K+S Aktie: EBITDA 60 Prozent über Vorjahr

K+S übertrifft Erwartungen im zweiten Quartal und erhöht die Jahresprognose. Die Aktie reagiert mit einem Kursplus von 3,1 Prozent.

Auf einen Blick:
  • Umsatz steigt um 12,3 Prozent
  • EBITDA übertrifft Markterwartungen deutlich
  • Jahresprognose für EBITDA angehoben
  • Übernahme von Qemetica-Standorten geplant

Der Kasseler Rohstoffkonzern K+S hat nach einem starken zweiten Quartal seine finanziellen Ziele für das laufende Jahr nach oben korrigiert. Dank einer deutlichen Steigerung des operativen Ergebnisses blickt das Unternehmen nun optimistischer auf das Gesamtjahr 2026. Die gestern vorgestellten Zahlen übertrafen die durchschnittlichen Erwartungen des Marktes deutlich und lösten am Mittwoch eine positive Kursreaktion aus.

Starke Quartalszahlen übertreffen Markterwartungen

Im zweiten Quartal 2026 konnte K+S den Umsatz im Vergleich zum Vorjahreszeitraum um 12,3 Prozent auf 978 Millionen Euro steigern. Besonders kräftig legte das operative Ergebnis vor Zinsen, Steuern und Abschreibungen (EBITDA) zu.

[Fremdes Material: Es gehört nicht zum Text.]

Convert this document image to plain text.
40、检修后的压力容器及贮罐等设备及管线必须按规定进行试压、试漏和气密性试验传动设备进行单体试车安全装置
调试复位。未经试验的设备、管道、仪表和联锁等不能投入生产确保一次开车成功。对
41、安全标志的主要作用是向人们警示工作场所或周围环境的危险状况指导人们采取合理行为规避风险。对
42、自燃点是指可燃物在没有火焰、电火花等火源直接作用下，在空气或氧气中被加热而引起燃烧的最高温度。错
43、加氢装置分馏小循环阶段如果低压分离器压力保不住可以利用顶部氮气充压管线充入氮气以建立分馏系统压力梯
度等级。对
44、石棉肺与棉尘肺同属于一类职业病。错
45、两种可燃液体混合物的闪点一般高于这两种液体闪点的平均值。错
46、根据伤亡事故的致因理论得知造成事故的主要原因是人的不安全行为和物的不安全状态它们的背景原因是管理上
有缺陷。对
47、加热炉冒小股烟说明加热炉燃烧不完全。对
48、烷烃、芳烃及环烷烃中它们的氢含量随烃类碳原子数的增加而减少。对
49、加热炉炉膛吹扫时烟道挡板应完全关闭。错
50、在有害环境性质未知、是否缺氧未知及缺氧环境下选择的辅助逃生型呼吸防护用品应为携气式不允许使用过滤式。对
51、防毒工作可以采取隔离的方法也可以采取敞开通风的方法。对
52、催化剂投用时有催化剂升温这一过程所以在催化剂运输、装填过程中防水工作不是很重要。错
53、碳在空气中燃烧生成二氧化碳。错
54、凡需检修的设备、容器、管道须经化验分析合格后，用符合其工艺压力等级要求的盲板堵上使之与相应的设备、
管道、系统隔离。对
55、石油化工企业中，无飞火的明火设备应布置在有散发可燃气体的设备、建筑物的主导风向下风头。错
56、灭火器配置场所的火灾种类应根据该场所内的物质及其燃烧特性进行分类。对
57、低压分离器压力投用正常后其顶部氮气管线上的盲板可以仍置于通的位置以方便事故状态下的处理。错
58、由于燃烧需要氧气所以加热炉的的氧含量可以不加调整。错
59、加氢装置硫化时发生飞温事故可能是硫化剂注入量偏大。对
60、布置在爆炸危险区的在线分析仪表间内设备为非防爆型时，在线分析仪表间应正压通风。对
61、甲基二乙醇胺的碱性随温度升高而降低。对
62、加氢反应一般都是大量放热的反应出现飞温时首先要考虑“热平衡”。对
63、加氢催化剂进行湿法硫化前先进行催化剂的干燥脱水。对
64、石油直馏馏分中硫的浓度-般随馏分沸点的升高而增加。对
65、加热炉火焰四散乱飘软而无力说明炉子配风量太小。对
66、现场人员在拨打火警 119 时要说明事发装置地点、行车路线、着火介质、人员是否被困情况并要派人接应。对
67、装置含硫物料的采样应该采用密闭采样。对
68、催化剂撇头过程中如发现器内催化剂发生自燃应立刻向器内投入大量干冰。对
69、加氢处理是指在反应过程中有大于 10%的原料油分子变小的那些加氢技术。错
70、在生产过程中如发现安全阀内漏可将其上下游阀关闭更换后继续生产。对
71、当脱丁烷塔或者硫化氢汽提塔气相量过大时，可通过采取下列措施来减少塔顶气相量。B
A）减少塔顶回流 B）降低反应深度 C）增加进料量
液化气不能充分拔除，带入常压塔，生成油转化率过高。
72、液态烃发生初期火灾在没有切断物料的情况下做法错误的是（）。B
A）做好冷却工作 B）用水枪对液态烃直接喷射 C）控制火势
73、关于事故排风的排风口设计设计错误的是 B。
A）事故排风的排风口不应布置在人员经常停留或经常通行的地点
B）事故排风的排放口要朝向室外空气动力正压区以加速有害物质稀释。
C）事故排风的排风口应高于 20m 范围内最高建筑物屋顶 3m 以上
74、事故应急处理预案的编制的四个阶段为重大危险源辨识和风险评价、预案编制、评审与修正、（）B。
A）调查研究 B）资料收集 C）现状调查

Mit 176 Millionen Euro lag es rund 60 Prozent über dem Vorjahreswert von 110 Millionen Euro. Analysten hatten im Vorfeld lediglich mit einem EBITDA in Höhe von 149 Millionen Euro gerechnet, womit K+S die Markterwartungen um knapp 20 Prozent übertraf.

Trotz dieser operativen Stärke zeigen sich nicht alle Marktbeobachter uneingeschränkt optimistisch. Die Analysten von AlphaValue haben das Papier auf „Reduzieren“ mit einem Kursziel von 14,30 Euro eingestuft. Dennoch setzte die Aktie am gestrigen Mittwoch ihren positiven Trend fort und ging mit einem Plus von 3,1 Prozent bei 14,99 Euro aus dem Handel. Seit Beginn des Jahres verzeichnet der Wert damit einen Zuwachs von 20 Prozent.

Optimismus für das Gesamtjahr 2026

Auf Basis der starken Entwicklung in der ersten Jahreshälfte hob das Management die Prognose für das gesamte Geschäftsjahr an. Der Vorstand rechnet nun mit einem EBITDA in einer Spanne von 680 bis 760 Millionen Euro.

Zuvor war das Unternehmen von einem Korridor zwischen 630 und 730 Millionen Euro ausgegangen. Auch beim bereinigten freien Cashflow (Free Cashflow) konkretisierte der Konzern seine Erwartungen und stellt nun einen Wert zwischen 50 und 90 Millionen Euro in Aussicht.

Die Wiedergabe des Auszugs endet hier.